Cooper Temple Clause : See This Through And Leave

New! Eclectic! And from Reading, too! Meet the new guitar breed...

Here they come, the young men with the unwieldy name and topiary haircuts,

waving the flag for revitalised UK guitar rock 2002. They have last year’s

most idiosyncratic Top 40 hit, ‘Kill All Music’ under their second-hand

belts, and a (deserved) reputation for bone-rattlingly bonkers live

performances. Still, they’re an unlikely bunch. Cooper Temple Clause don’t

so much [I]kill[/I] music as deconstruct and reanimate it like deranged Dr.

Frankentein’s stitching together limbs from every conceivable genre onto a

twitching post-rock torso. As a result, their debut album ‘See This

Through…’ is a defiant, often thrilling, monstrosity.

There are so many ideas crammed into this record that within the first three

minutes you’ll be asking if it’s the same band, much less the same song,

you1re listening to. CTC ricochet around like rocks in a tumble dryer, and

although it1s difficult to find anything to cling to, their schizoid fusion

of influences is impressive and their energy is relentless. The click and

thud of techno coexists with propulsive Primals rock’n’roll in ‘Prazer

Attack’, ‘Who Needs Enemies?’ is like an uglier Oasis covering Portishead,

and ‘Did You Miss Me?’ start sweet and spangly before ballooning into a

sinister, bloated stalker-anthem. Throughout, there are shades of everyone

from Floyd to The Pixies, Spiritualized to Supergrass, Cheap Trick to
Zeppelin. The only consistent elements are a prodigious, agitated wall of

sound and Ben Gautrey’s raw-throated vocals.

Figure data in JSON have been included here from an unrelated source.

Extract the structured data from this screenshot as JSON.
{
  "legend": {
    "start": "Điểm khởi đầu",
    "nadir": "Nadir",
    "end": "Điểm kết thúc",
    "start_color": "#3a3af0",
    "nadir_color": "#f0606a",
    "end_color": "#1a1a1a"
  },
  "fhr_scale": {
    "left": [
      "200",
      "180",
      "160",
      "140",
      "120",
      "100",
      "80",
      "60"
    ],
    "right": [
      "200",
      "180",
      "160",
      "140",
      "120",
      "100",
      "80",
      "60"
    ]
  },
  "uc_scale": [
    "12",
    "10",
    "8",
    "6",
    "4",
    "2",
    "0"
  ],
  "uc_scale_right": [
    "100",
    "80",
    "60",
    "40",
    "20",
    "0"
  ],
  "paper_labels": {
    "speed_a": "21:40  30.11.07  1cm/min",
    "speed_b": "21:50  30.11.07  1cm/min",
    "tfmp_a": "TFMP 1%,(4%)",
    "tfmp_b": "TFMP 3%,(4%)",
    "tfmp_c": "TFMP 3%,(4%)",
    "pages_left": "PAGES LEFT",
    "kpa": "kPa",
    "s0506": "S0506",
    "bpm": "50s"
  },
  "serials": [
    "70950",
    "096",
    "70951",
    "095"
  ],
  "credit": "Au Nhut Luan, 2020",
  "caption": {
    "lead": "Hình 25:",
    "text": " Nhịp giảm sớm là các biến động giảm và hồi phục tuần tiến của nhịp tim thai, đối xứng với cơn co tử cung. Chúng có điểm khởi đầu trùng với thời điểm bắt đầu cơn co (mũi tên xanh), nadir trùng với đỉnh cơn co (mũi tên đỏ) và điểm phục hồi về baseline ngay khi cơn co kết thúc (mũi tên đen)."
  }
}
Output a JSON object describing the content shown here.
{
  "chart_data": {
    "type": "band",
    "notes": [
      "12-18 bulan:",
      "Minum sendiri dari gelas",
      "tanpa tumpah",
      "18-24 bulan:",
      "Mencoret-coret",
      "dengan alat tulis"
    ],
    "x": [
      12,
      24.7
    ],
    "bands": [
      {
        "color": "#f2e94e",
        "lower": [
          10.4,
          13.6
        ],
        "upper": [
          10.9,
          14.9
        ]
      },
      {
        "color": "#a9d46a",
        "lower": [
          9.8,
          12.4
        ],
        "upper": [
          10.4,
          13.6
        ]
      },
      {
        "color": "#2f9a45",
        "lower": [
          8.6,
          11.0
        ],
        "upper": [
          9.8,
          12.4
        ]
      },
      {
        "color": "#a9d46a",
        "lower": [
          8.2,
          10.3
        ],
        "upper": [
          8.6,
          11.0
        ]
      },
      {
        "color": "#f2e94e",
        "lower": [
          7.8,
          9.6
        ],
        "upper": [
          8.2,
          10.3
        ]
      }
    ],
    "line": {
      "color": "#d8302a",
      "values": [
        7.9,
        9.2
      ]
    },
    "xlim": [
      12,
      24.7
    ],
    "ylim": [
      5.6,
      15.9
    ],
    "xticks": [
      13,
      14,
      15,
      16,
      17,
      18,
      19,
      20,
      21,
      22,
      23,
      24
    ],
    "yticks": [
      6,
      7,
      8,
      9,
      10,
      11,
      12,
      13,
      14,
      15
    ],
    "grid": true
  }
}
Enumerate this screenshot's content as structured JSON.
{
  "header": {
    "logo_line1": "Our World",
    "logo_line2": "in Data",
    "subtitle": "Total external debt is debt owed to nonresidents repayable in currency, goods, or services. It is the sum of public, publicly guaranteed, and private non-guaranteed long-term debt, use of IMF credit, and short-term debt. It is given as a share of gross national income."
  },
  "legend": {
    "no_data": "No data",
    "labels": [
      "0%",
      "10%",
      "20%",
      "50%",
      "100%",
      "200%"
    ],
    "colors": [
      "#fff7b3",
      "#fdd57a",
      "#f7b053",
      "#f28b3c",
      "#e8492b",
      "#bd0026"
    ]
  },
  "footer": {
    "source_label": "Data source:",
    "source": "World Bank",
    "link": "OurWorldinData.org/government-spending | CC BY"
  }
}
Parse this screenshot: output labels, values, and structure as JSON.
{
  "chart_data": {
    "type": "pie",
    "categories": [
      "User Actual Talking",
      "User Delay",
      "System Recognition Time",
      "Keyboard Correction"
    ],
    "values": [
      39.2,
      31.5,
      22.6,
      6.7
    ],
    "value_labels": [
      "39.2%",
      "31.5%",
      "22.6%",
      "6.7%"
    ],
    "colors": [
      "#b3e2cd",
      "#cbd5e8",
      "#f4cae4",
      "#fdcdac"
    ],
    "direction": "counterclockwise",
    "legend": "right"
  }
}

It takes guts to be unfashionable, and CTC are patently unaffected by the

zeitgeist – wearing their patchouli proudly in an arena full of Calvin

Klein. They simply do what they do, and we can take it or leave it. There’s

no obsequious genuflection to the current vogue for trad-retro revivalism.

Some songs trail on for eight minutes plus, and there’s no discernible tune

on the whole album. The only contemporary band CTC are comparable to,

possibly, is Muse, as both embrace ludicrous excess with shameless

enthusiasm. And neither, apparently, are afraid of looking ridiculous.

While a band that manages to reference both Ogden Nash and the Moody Blues

can’t be all bad, chances are they’re not all good either. CTC do have

weaknesses, and being unfocused is certainly one of them. It’s also strange

that for all its emotional-sounding contortions, this records still feels so

hollow. ‘See This Through…’ is more for the head than the heart (though

exactly whose head is hard to say). The only thing heartening is that such a

complex and unconventional sound can be making populist impact – not only

puncturing the charts, but landing CTC with a video spot virtually every

five minutes on MTV2 for ‘Been Training Dogs’. Their appeal may be difficult

to define, but they’ve definitely got it.